Props to Jim Geraghty for bringing to our attention a couple weeks ago that wonderfully revealing statement by Rep. “Baghdad” Jim McDermott about being “tired of reading the Constitution and all the silly things we’ve done for the last thirteen weeks.” This, along with Nancy Pelosi’s now infamous dismissal of the impertinent question about the constitutionality of Obamacare (“Are you serious?”), suggests that the real divide in American politics is less about spending, but about whether we take seriously the principles — and the institutional restraints on government power those principles embody — of the Constitution. At best liberals are ambivalent; witness how they alternately ridiculed and then participated in the reading of the Constitution that the new Republican House majority decided to hold in January.

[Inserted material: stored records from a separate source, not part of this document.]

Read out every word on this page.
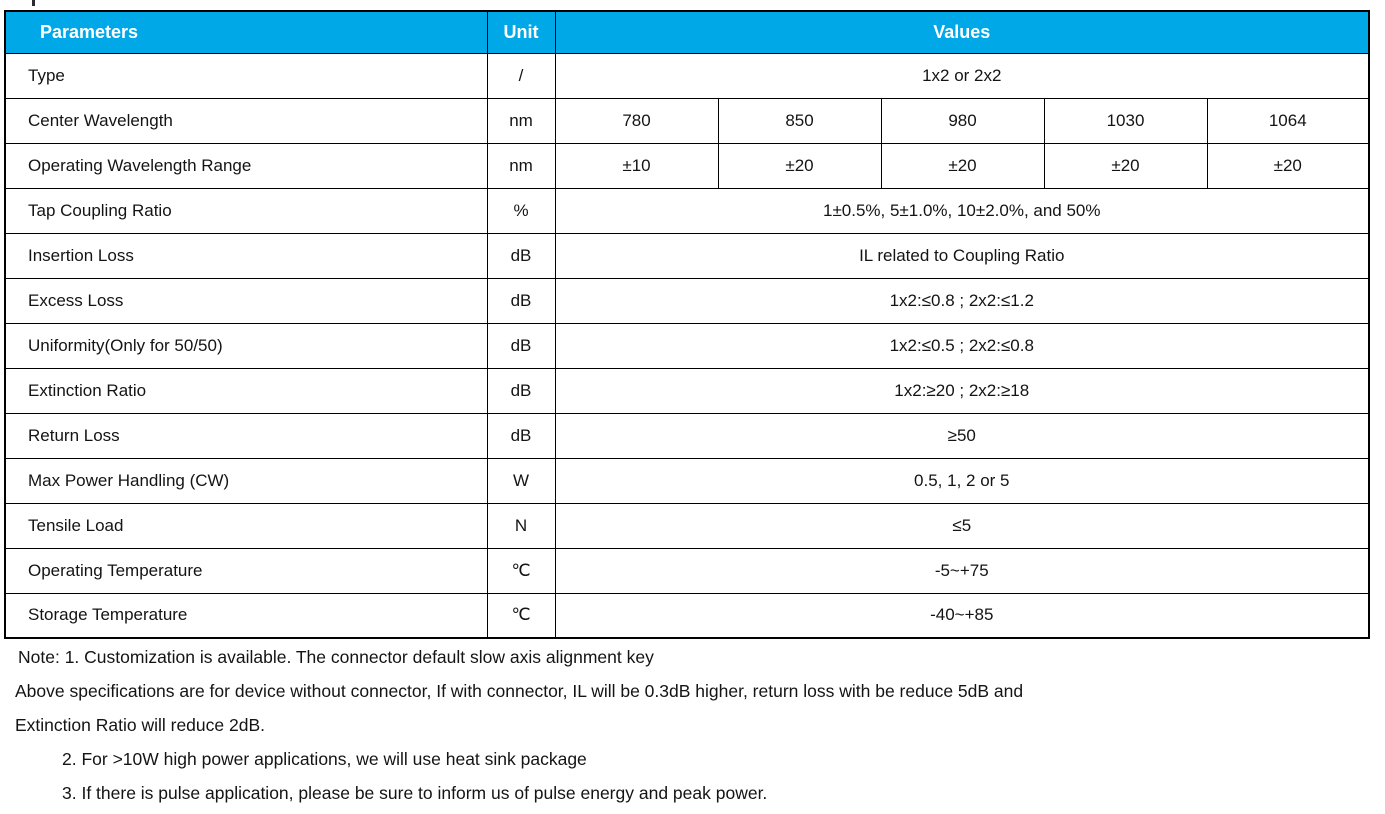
Parameters	Unit	Values				
Type	/	1x2 or 2x2				
Center Wavelength	nm	780	850	980	1030	1064
Operating Wavelength Range	nm	±10	±20	±20	±20	±20
Tap Coupling Ratio	%	1±0.5%, 5±1.0%, 10±2.0%, and 50%				
Insertion Loss	dB	IL related to Coupling Ratio				
Excess Loss	dB	1x2:≤0.8 ; 2x2:≤1.2				
Uniformity(Only for 50/50)	dB	1x2:≤0.5 ; 2x2:≤0.8				
Extinction Ratio	dB	1x2:≥20 ; 2x2:≥18				
Return Loss	dB	≥50				
Max Power Handling (CW)	W	0.5, 1, 2 or 5				
Tensile Load	N	≤5				
Operating Temperature	℃	-5~+75				
Storage Temperature	℃	-40~+85				

Note: 1. Customization is available. The connector default slow axis alignment key

Above specifications are for device without connector, If with connector, IL will be 0.3dB higher, return loss with be reduce 5dB and

Extinction Ratio will reduce 2dB.

2. For >10W high power applications, we will use heat sink package

3. If there is pulse application, please be sure to inform us of pulse energy and peak power.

I don’t know if I am the first to have observed that the Tea Party is something James Madison might have regarded at first glance to be an oxymoron — it is a populist constitutional movement. The ubiquity of constitutional themes in Tea Party protests is one of the things that marks out its difference from the tax revolt of the late 1970s that was a harbinger of Reagan’s election in 1980. The Tea Party emphasis on the Constitution suggests we are in the midst of what political scientists, borrowing a concept from evolutionary biology, might call a moment of “punctuated equilibrium,” where significant changes in our political life may occur. Such “constitutional moments” have occurred before, such as in the Progressive Era, the New Deal Era, and the Civil Rights Era. Such moments are characterized as much by the informal changes to our constitutionalism (such as the Progressive and New Deal emphasis on the “living Constitution”) as by the formal amendments that were adopted. The reinvigoration of the Commerce Clause occurring right now under the spur of Obamacare’s extraordinary overreach is a good example of reviving public debate over the interpretation of our Constitution’s broadly stated principles.

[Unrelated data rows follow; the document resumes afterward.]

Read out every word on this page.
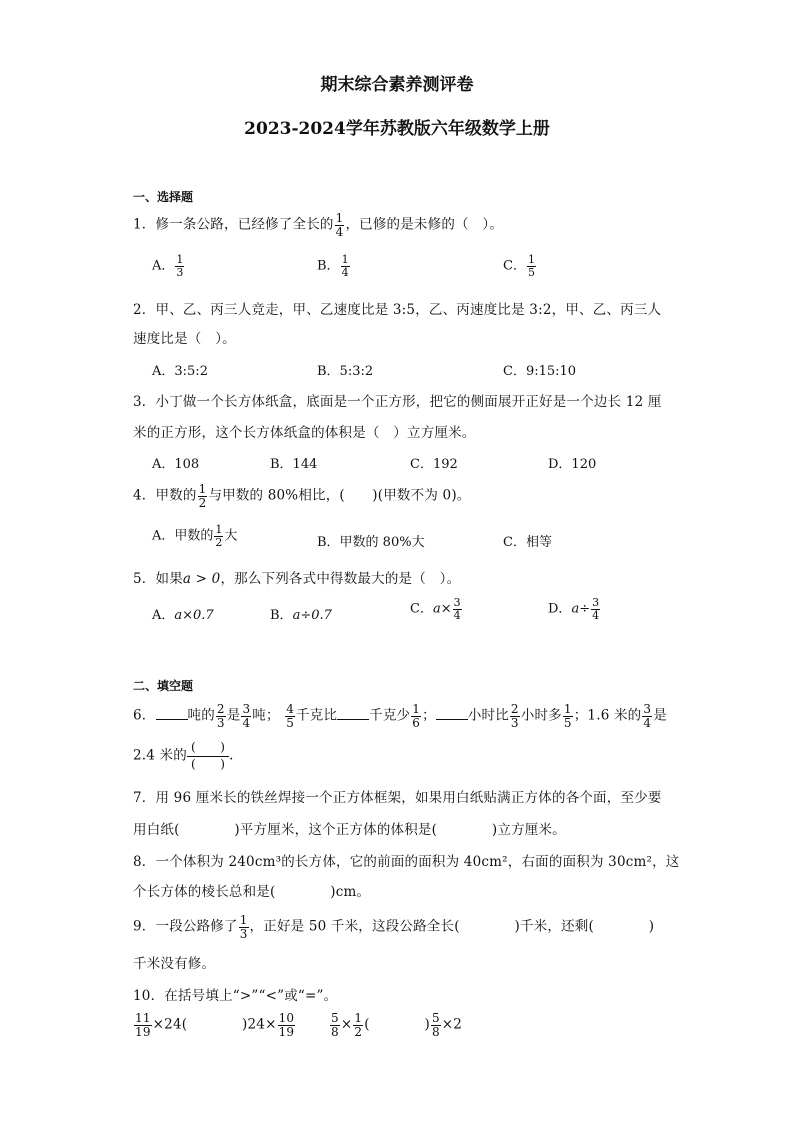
期末综合素养测评卷
2023-2024学年苏教版六年级数学上册
一、选择题
1．修一条公路，已经修了全长的 $\frac{1}{4}$ ，已修的是未修的（　）。
A． $\frac{1}{3}$	B． $\frac{1}{4}$	C． $\frac{1}{5}$
2．甲、乙、丙三人竞走，甲、乙速度比是 3:5，乙、丙速度比是 3:2，甲、乙、丙三人
速度比是（　）。
A．3:5:2	B．5:3:2	C．9:15:10
3．小丁做一个长方体纸盒，底面是一个正方形，把它的侧面展开正好是一个边长 12 厘
米的正方形，这个长方体纸盒的体积是（　）立方厘米。
A．108	B．144	C．192	D．120
4．甲数的 $\frac{1}{2}$ 与甲数的 80%相比，(　　)(甲数不为 0)。
A．甲数的 $\frac{1}{2}$ 大	B．甲数的 80%大	C．相等
5．如果a > 0，那么下列各式中得数最大的是（　）。
A．a×0.7	B．a÷0.7	C．$a\times \frac{3}{4}$	D．$a\div \frac{3}{4}$
二、填空题
6． 吨的 $\frac{2}{3}$ 是 $\frac{3}{4}$ 吨； $\frac{4}{5}$ 千克比 千克少 $\frac{1}{6}$ ； 小时比 $\frac{2}{3}$ 小时多 $\frac{1}{5}$ ；1.6 米的 $\frac{3}{4}$ 是
2.4 米的
(　　)
(　　) .
7．用 96 厘米长的铁丝焊接一个正方体框架，如果用白纸贴满正方体的各个面，至少要
用白纸(　　　　)平方厘米，这个正方体的体积是(　　　　)立方厘米。
8．一个体积为 240cm³的长方体，它的前面的面积为 40cm²，右面的面积为 30cm²，这
个长方体的棱长总和是(　　　　)cm。
9．一段公路修了 $\frac{1}{3}$ ，正好是 50 千米，这段公路全长(　　　　)千米，还剩(　　　　)
千米没有修。
10．在括号填上“>”“<”或“=”。
$\frac{11}{19} \times 24$(　　　　)$24\times \frac{10}{19}$	$\frac{5}{8} \times \frac{1}{2}$ (　　　　) $\frac{5}{8} \times 2$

This is prologue to bring to the attention of Cornerites two worthy initiatives to reflect more deeply on constitutional issues: Janine Turner’s “Constituting America” website, which contains up-to-date essays about specific clauses of the Constitution and each of the Federalist Papers. This is a fully interactive website, with nifty videos to go along with erudite essays. With Janine Turner on our side, how can we lose?
The second initiative is more recent: “Letters from an Ohio Farmer.” This is a series of new essays, ostensibly addressed to members of Congress but really directed to all engaged citizens, that are intended to promote “a constitutional conversation in the broadest sense.” So why Ohio, and who is the Farmer? It is a project of the John Ashbrook Center at Ashland University in Ohio (full disclosure: I’m a board member, visiting faculty member next fall, and a future contributor to the Farmer’s letters), and the Farmer is not one person but, like Publius, several contributing authors writing anonymously. The grand object of this “conversation” is nothing less than the “reconstitutionalizing of America.”
Eight “Ohio Farmer” letters have been posted so far, covering ideas such as the relation of “civility” and the separation of powers, and extending even to the suggestion that our Libya intervention needs to be discussed in terms of whether and how it enhances the prospects of the American experiment. Have a look.